Ów człowiek prędzej miał problemy,ponieważ starał się walczyć z nieprawidłościami w urzędach poprzez powiadomienie instytucji nadrzędnych,za co został wyrzucony z pracy i pozostał bez środków do życia.
Jednym z filarów programu Ruchu Palikota jest reforma admninistracji publicznej mająca na celu utworzenie przyjaznego państwa co z cała pewnością poprawi działanie polskich urzędów,a nieprawidłowości w niej powstające będą likwidowane,nie zaś zamiatane pod dywan jak to się dzieje obecnie.
Na szczególną uwagę zasługują powiaty,których urzędnicy żyją w symbiozie z miejscowymi sądami,które pozwalają na wykonywanie różnego rodzaju działań na granicy prawa,a w razie zarzutów mają odpowiedź, że przecież miejscowy sąd orzekł na korzyść urzędników.
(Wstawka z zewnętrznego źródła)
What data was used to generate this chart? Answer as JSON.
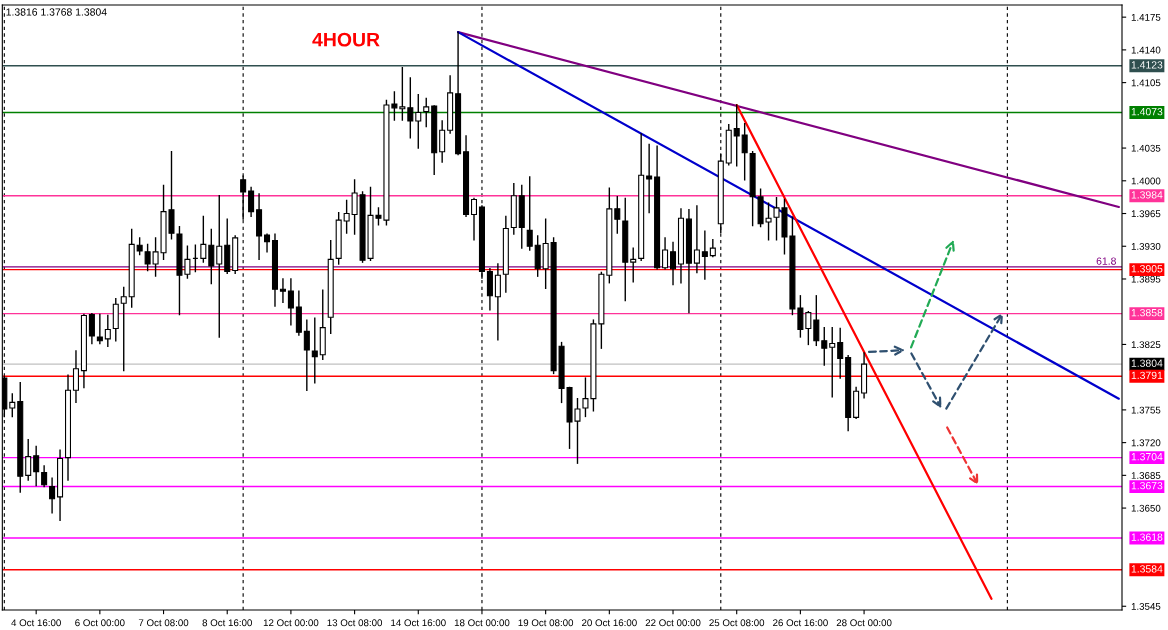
{
  "chart_data": {
    "type": "candlestick",
    "title": "4HOUR",
    "annotations": [
      "1.3816 1.3768 1.3804",
      {
        "text": "61.8",
        "y": 1.3908
      }
    ],
    "categories": [
      null,
      null,
      null,
      null,
      "4 Oct 16:00",
      null,
      null,
      null,
      null,
      null,
      null,
      null,
      "6 Oct 00:00",
      null,
      null,
      null,
      null,
      null,
      null,
      null,
      "7 Oct 08:00",
      null,
      null,
      null,
      null,
      null,
      null,
      null,
      "8 Oct 16:00",
      null,
      null,
      null,
      null,
      null,
      null,
      null,
      "12 Oct 00:00",
      null,
      null,
      null,
      null,
      null,
      null,
      null,
      "13 Oct 08:00",
      null,
      null,
      null,
      null,
      null,
      null,
      null,
      "14 Oct 16:00",
      null,
      null,
      null,
      null,
      null,
      null,
      null,
      "18 Oct 00:00",
      null,
      null,
      null,
      null,
      null,
      null,
      null,
      "19 Oct 08:00",
      null,
      null,
      null,
      null,
      null,
      null,
      null,
      "20 Oct 16:00",
      null,
      null,
      null,
      null,
      null,
      null,
      null,
      "22 Oct 00:00",
      null,
      null,
      null,
      null,
      null,
      null,
      null,
      "25 Oct 08:00",
      null,
      null,
      null,
      null,
      null,
      null,
      null,
      "26 Oct 16:00",
      null,
      null,
      null,
      null,
      null,
      null,
      null,
      "28 Oct 00:00",
      null,
      null,
      null,
      null,
      null,
      null,
      null,
      null,
      null,
      null,
      null,
      null,
      null,
      null,
      null,
      null,
      null,
      null,
      null,
      null,
      null,
      null,
      null,
      null,
      null,
      null,
      null,
      null,
      null,
      null,
      null,
      null
    ],
    "ohlc": [
      [
        1.3789,
        1.3791,
        1.3748,
        1.3756
      ],
      [
        1.3757,
        1.3772,
        1.3748,
        1.3763
      ],
      [
        1.3764,
        1.3784,
        1.3667,
        1.3684
      ],
      [
        1.3685,
        1.3723,
        1.368,
        1.3705
      ],
      [
        1.3706,
        1.3716,
        1.3674,
        1.3689
      ],
      [
        1.3688,
        1.3695,
        1.3673,
        1.3675
      ],
      [
        1.3673,
        1.3682,
        1.3645,
        1.366
      ],
      [
        1.3662,
        1.3712,
        1.3637,
        1.3703
      ],
      [
        1.3704,
        1.3792,
        1.368,
        1.3776
      ],
      [
        1.3776,
        1.3818,
        1.3763,
        1.3799
      ],
      [
        1.3797,
        1.3857,
        1.3779,
        1.3856
      ],
      [
        1.3857,
        1.3858,
        1.3826,
        1.3834
      ],
      [
        1.3833,
        1.3857,
        1.3826,
        1.3829
      ],
      [
        1.3831,
        1.3856,
        1.3823,
        1.3841
      ],
      [
        1.3842,
        1.3874,
        1.3829,
        1.3868
      ],
      [
        1.3869,
        1.3886,
        1.3797,
        1.3876
      ],
      [
        1.3876,
        1.3948,
        1.3865,
        1.3932
      ],
      [
        1.3931,
        1.3939,
        1.3921,
        1.3925
      ],
      [
        1.3924,
        1.3932,
        1.3904,
        1.3911
      ],
      [
        1.3911,
        1.3939,
        1.3898,
        1.3924
      ],
      [
        1.3923,
        1.3995,
        1.3916,
        1.3967
      ],
      [
        1.3969,
        1.4031,
        1.3938,
        1.3944
      ],
      [
        1.3943,
        1.3951,
        1.3857,
        1.3899
      ],
      [
        1.39,
        1.393,
        1.3896,
        1.3916
      ],
      [
        1.3917,
        1.3931,
        1.3903,
        1.3917
      ],
      [
        1.3917,
        1.3962,
        1.3913,
        1.3932
      ],
      [
        1.3931,
        1.3948,
        1.389,
        1.3909
      ],
      [
        1.3911,
        1.3984,
        1.3833,
        1.393
      ],
      [
        1.3931,
        1.3959,
        1.3901,
        1.3903
      ],
      [
        1.3904,
        1.3941,
        1.3901,
        1.3939
      ],
      [
        1.4001,
        1.4005,
        1.3959,
        1.3988
      ],
      [
        1.3989,
        1.3993,
        1.3962,
        1.3967
      ],
      [
        1.3969,
        1.3986,
        1.3916,
        1.3941
      ],
      [
        1.3942,
        1.3943,
        1.3924,
        1.3935
      ],
      [
        1.3936,
        1.3943,
        1.3866,
        1.3884
      ],
      [
        1.3884,
        1.3895,
        1.387,
        1.3882
      ],
      [
        1.3882,
        1.3895,
        1.3846,
        1.3864
      ],
      [
        1.3865,
        1.3882,
        1.3835,
        1.3838
      ],
      [
        1.3839,
        1.3851,
        1.3776,
        1.3819
      ],
      [
        1.3818,
        1.3853,
        1.3784,
        1.3812
      ],
      [
        1.3814,
        1.3883,
        1.3809,
        1.3843
      ],
      [
        1.3854,
        1.3936,
        1.3837,
        1.3916
      ],
      [
        1.3917,
        1.3966,
        1.3911,
        1.3958
      ],
      [
        1.3957,
        1.3979,
        1.3944,
        1.3965
      ],
      [
        1.3964,
        1.4001,
        1.3943,
        1.3987
      ],
      [
        1.3985,
        1.3988,
        1.3913,
        1.3915
      ],
      [
        1.3917,
        1.3993,
        1.3915,
        1.3963
      ],
      [
        1.3963,
        1.3971,
        1.3953,
        1.396
      ],
      [
        1.3958,
        1.4086,
        1.3953,
        1.4081
      ],
      [
        1.4082,
        1.4095,
        1.4065,
        1.4078
      ],
      [
        1.4077,
        1.4121,
        1.4065,
        1.4079
      ],
      [
        1.4078,
        1.411,
        1.4046,
        1.4064
      ],
      [
        1.4064,
        1.4092,
        1.4035,
        1.4073
      ],
      [
        1.4074,
        1.4088,
        1.4058,
        1.4079
      ],
      [
        1.408,
        1.408,
        1.4007,
        1.403
      ],
      [
        1.4031,
        1.4064,
        1.402,
        1.4054
      ],
      [
        1.4054,
        1.4112,
        1.4051,
        1.4094
      ],
      [
        1.4093,
        1.4159,
        1.4028,
        1.4029
      ],
      [
        1.4031,
        1.4048,
        1.3962,
        1.3964
      ],
      [
        1.3964,
        1.3981,
        1.3937,
        1.398
      ],
      [
        1.3972,
        1.3973,
        1.3896,
        1.3903
      ],
      [
        1.3903,
        1.3906,
        1.3862,
        1.3877
      ],
      [
        1.3876,
        1.3911,
        1.383,
        1.3899
      ],
      [
        1.39,
        1.3962,
        1.3881,
        1.3949
      ],
      [
        1.395,
        1.3997,
        1.3943,
        1.3984
      ],
      [
        1.3984,
        1.3995,
        1.3928,
        1.395
      ],
      [
        1.3947,
        1.4004,
        1.3926,
        1.393
      ],
      [
        1.3931,
        1.3941,
        1.3898,
        1.3906
      ],
      [
        1.3906,
        1.3959,
        1.3885,
        1.3933
      ],
      [
        1.3934,
        1.3939,
        1.3794,
        1.3797
      ],
      [
        1.3823,
        1.3827,
        1.3763,
        1.3778
      ],
      [
        1.3779,
        1.3779,
        1.3714,
        1.3742
      ],
      [
        1.3743,
        1.3767,
        1.3698,
        1.3756
      ],
      [
        1.3757,
        1.3789,
        1.3748,
        1.3767
      ],
      [
        1.3767,
        1.3851,
        1.3754,
        1.3847
      ],
      [
        1.3847,
        1.3902,
        1.3821,
        1.39
      ],
      [
        1.3899,
        1.3992,
        1.3891,
        1.397
      ],
      [
        1.397,
        1.3983,
        1.3944,
        1.3959
      ],
      [
        1.3957,
        1.3981,
        1.3872,
        1.3913
      ],
      [
        1.3913,
        1.3928,
        1.3892,
        1.3916
      ],
      [
        1.3917,
        1.405,
        1.3915,
        1.4006
      ],
      [
        1.4005,
        1.4039,
        1.3966,
        1.4002
      ],
      [
        1.4004,
        1.4037,
        1.3906,
        1.3907
      ],
      [
        1.3907,
        1.3939,
        1.3906,
        1.3926
      ],
      [
        1.3924,
        1.3934,
        1.3889,
        1.3906
      ],
      [
        1.3911,
        1.397,
        1.3891,
        1.396
      ],
      [
        1.3959,
        1.3969,
        1.3859,
        1.3912
      ],
      [
        1.3912,
        1.3973,
        1.3902,
        1.3926
      ],
      [
        1.3924,
        1.3946,
        1.3895,
        1.3919
      ],
      [
        1.392,
        1.3937,
        1.3919,
        1.3928
      ],
      [
        1.3954,
        1.4028,
        1.3945,
        1.4021
      ],
      [
        1.4019,
        1.406,
        1.4017,
        1.4054
      ],
      [
        1.4056,
        1.4081,
        1.4016,
        1.4048
      ],
      [
        1.4049,
        1.4061,
        1.4001,
        1.403
      ],
      [
        1.4029,
        1.4031,
        1.3952,
        1.3983
      ],
      [
        1.3983,
        1.3991,
        1.3951,
        1.3954
      ],
      [
        1.3956,
        1.3976,
        1.3937,
        1.396
      ],
      [
        1.3961,
        1.3982,
        1.3937,
        1.3971
      ],
      [
        1.3971,
        1.398,
        1.3922,
        1.394
      ],
      [
        1.3941,
        1.3961,
        1.3857,
        1.3863
      ],
      [
        1.3864,
        1.3877,
        1.3833,
        1.3841
      ],
      [
        1.3842,
        1.386,
        1.3825,
        1.3859
      ],
      [
        1.3851,
        1.3877,
        1.3824,
        1.3829
      ],
      [
        1.3829,
        1.3843,
        1.3803,
        1.3821
      ],
      [
        1.3822,
        1.3843,
        1.3769,
        1.3826
      ],
      [
        1.3827,
        1.3842,
        1.3789,
        1.381
      ],
      [
        1.3811,
        1.3813,
        1.3733,
        1.3747
      ],
      [
        1.3747,
        1.3779,
        1.3746,
        1.3775
      ],
      [
        1.3773,
        1.3816,
        1.3768,
        1.3804
      ],
      null,
      null,
      null,
      null,
      null,
      null,
      null,
      null,
      null,
      null,
      null,
      null,
      null,
      null,
      null,
      null,
      null,
      null,
      null,
      null,
      null,
      null,
      null,
      null,
      null,
      null,
      null,
      null,
      null,
      null,
      null,
      null
    ],
    "series": [
      {
        "type": "line",
        "color": "#800080",
        "values": [
          null,
          null,
          null,
          null,
          null,
          null,
          null,
          null,
          null,
          null,
          null,
          null,
          null,
          null,
          null,
          null,
          null,
          null,
          null,
          null,
          null,
          null,
          null,
          null,
          null,
          null,
          null,
          null,
          null,
          null,
          null,
          null,
          null,
          null,
          null,
          null,
          null,
          null,
          null,
          null,
          null,
          null,
          null,
          null,
          null,
          null,
          null,
          null,
          null,
          null,
          null,
          null,
          null,
          null,
          null,
          null,
          null,
          1.4159,
          null,
          null,
          null,
          null,
          null,
          null,
          null,
          null,
          null,
          null,
          null,
          null,
          null,
          null,
          null,
          null,
          null,
          null,
          null,
          null,
          null,
          null,
          null,
          null,
          null,
          null,
          null,
          null,
          null,
          null,
          null,
          null,
          null,
          null,
          null,
          null,
          null,
          null,
          null,
          null,
          null,
          null,
          null,
          null,
          null,
          null,
          null,
          null,
          null,
          null,
          null,
          null,
          null,
          null,
          null,
          null,
          null,
          null,
          null,
          null,
          null,
          null,
          null,
          null,
          null,
          null,
          null,
          null,
          null,
          null,
          null,
          null,
          null,
          null,
          null,
          null,
          null,
          null,
          null,
          null,
          null,
          null,
          1.3972
        ]
      },
      {
        "type": "line",
        "color": "#0000cc",
        "values": [
          null,
          null,
          null,
          null,
          null,
          null,
          null,
          null,
          null,
          null,
          null,
          null,
          null,
          null,
          null,
          null,
          null,
          null,
          null,
          null,
          null,
          null,
          null,
          null,
          null,
          null,
          null,
          null,
          null,
          null,
          null,
          null,
          null,
          null,
          null,
          null,
          null,
          null,
          null,
          null,
          null,
          null,
          null,
          null,
          null,
          null,
          null,
          null,
          null,
          null,
          null,
          null,
          null,
          null,
          null,
          null,
          null,
          1.4159,
          null,
          null,
          null,
          null,
          null,
          null,
          null,
          null,
          null,
          null,
          null,
          null,
          null,
          null,
          null,
          null,
          null,
          null,
          null,
          null,
          null,
          null,
          null,
          null,
          null,
          null,
          null,
          null,
          null,
          null,
          null,
          null,
          null,
          null,
          null,
          null,
          null,
          null,
          null,
          null,
          null,
          null,
          null,
          null,
          null,
          null,
          null,
          null,
          null,
          null,
          null,
          null,
          null,
          null,
          null,
          null,
          null,
          null,
          null,
          null,
          null,
          null,
          null,
          null,
          null,
          null,
          null,
          null,
          null,
          null,
          null,
          null,
          null,
          null,
          null,
          null,
          null,
          null,
          null,
          null,
          null,
          null,
          1.3767
        ]
      },
      {
        "type": "line",
        "color": "#ff0000",
        "values": [
          null,
          null,
          null,
          null,
          null,
          null,
          null,
          null,
          null,
          null,
          null,
          null,
          null,
          null,
          null,
          null,
          null,
          null,
          null,
          null,
          null,
          null,
          null,
          null,
          null,
          null,
          null,
          null,
          null,
          null,
          null,
          null,
          null,
          null,
          null,
          null,
          null,
          null,
          null,
          null,
          null,
          null,
          null,
          null,
          null,
          null,
          null,
          null,
          null,
          null,
          null,
          null,
          null,
          null,
          null,
          null,
          null,
          null,
          null,
          null,
          null,
          null,
          null,
          null,
          null,
          null,
          null,
          null,
          null,
          null,
          null,
          null,
          null,
          null,
          null,
          null,
          null,
          null,
          null,
          null,
          null,
          null,
          null,
          null,
          null,
          null,
          null,
          null,
          null,
          null,
          null,
          null,
          1.4081,
          null,
          null,
          null,
          null,
          null,
          null,
          null,
          null,
          null,
          null,
          null,
          null,
          null,
          null,
          null,
          null,
          null,
          null,
          null,
          null,
          null,
          null,
          null,
          null,
          null,
          null,
          null,
          null,
          null,
          null,
          null,
          1.3553,
          null,
          null,
          null,
          null,
          null,
          null,
          null,
          null,
          null,
          null,
          null,
          null,
          null,
          null,
          null,
          null
        ]
      }
    ],
    "ref_lines": [
      {
        "axis": "y",
        "value": 1.4123,
        "label": "1.4123",
        "color": "#2f4f4f"
      },
      {
        "axis": "y",
        "value": 1.4073,
        "label": "1.4073",
        "color": "#008000"
      },
      {
        "axis": "y",
        "value": 1.3984,
        "label": "1.3984",
        "color": "#ff3399"
      },
      {
        "axis": "y",
        "value": 1.3908,
        "color": "#800080"
      },
      {
        "axis": "y",
        "value": 1.3905,
        "label": "1.3905",
        "color": "#ff0000"
      },
      {
        "axis": "y",
        "value": 1.3858,
        "label": "1.3858",
        "color": "#ff3399"
      },
      {
        "axis": "y",
        "value": 1.3804,
        "label": "1.3804",
        "color": "#c0c0c0"
      },
      {
        "axis": "y",
        "value": 1.3791,
        "label": "1.3791",
        "color": "#ff0000"
      },
      {
        "axis": "y",
        "value": 1.3704,
        "label": "1.3704",
        "color": "#ff00ff"
      },
      {
        "axis": "y",
        "value": 1.3673,
        "label": "1.3673",
        "color": "#ff00ff"
      },
      {
        "axis": "y",
        "value": 1.3618,
        "label": "1.3618",
        "color": "#ff00ff"
      },
      {
        "axis": "y",
        "value": 1.3584,
        "label": "1.3584",
        "color": "#ff0000"
      }
    ],
    "ylim": [
      1.3541,
      1.4188
    ],
    "yticks": [
      1.4175,
      {
        "value": 1.414,
        "label": "1.4140"
      },
      1.4105,
      1.4035,
      {
        "value": 1.4,
        "label": "1.4000"
      },
      1.3965,
      {
        "value": 1.393,
        "label": "1.3930"
      },
      1.3895,
      1.3825,
      1.3755,
      {
        "value": 1.372,
        "label": "1.3720"
      },
      1.3685,
      {
        "value": 1.365,
        "label": "1.3650"
      },
      1.3545
    ],
    "grid": false,
    "legend": false
  }
}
Ruch Palikota popiera likwidację powiatów,jako szczebla administracji który się kompletnie nie sprawdził,a służy jedynie lokalnym działaczom (na przykład PSLu),którym wypłynięcie na szersze wody kariery politycznej nie wyszło.
PS. Dziękujemy Panie Prezydencie za apel o nie wykorzystywanie samopodpalenia mężczyzny w kampanii wyborczej,ale zdaje się desperacki akt owego mężczyzny był poprzedzony pisaniem listów między innymi do Premiera,w związku z powyższym swój apel do społeczeństwa o wspieranie ludzi z problemami proszę skierować przede wszystkim do ludzi,którzy w jego imieniu czytają taką korespondencje.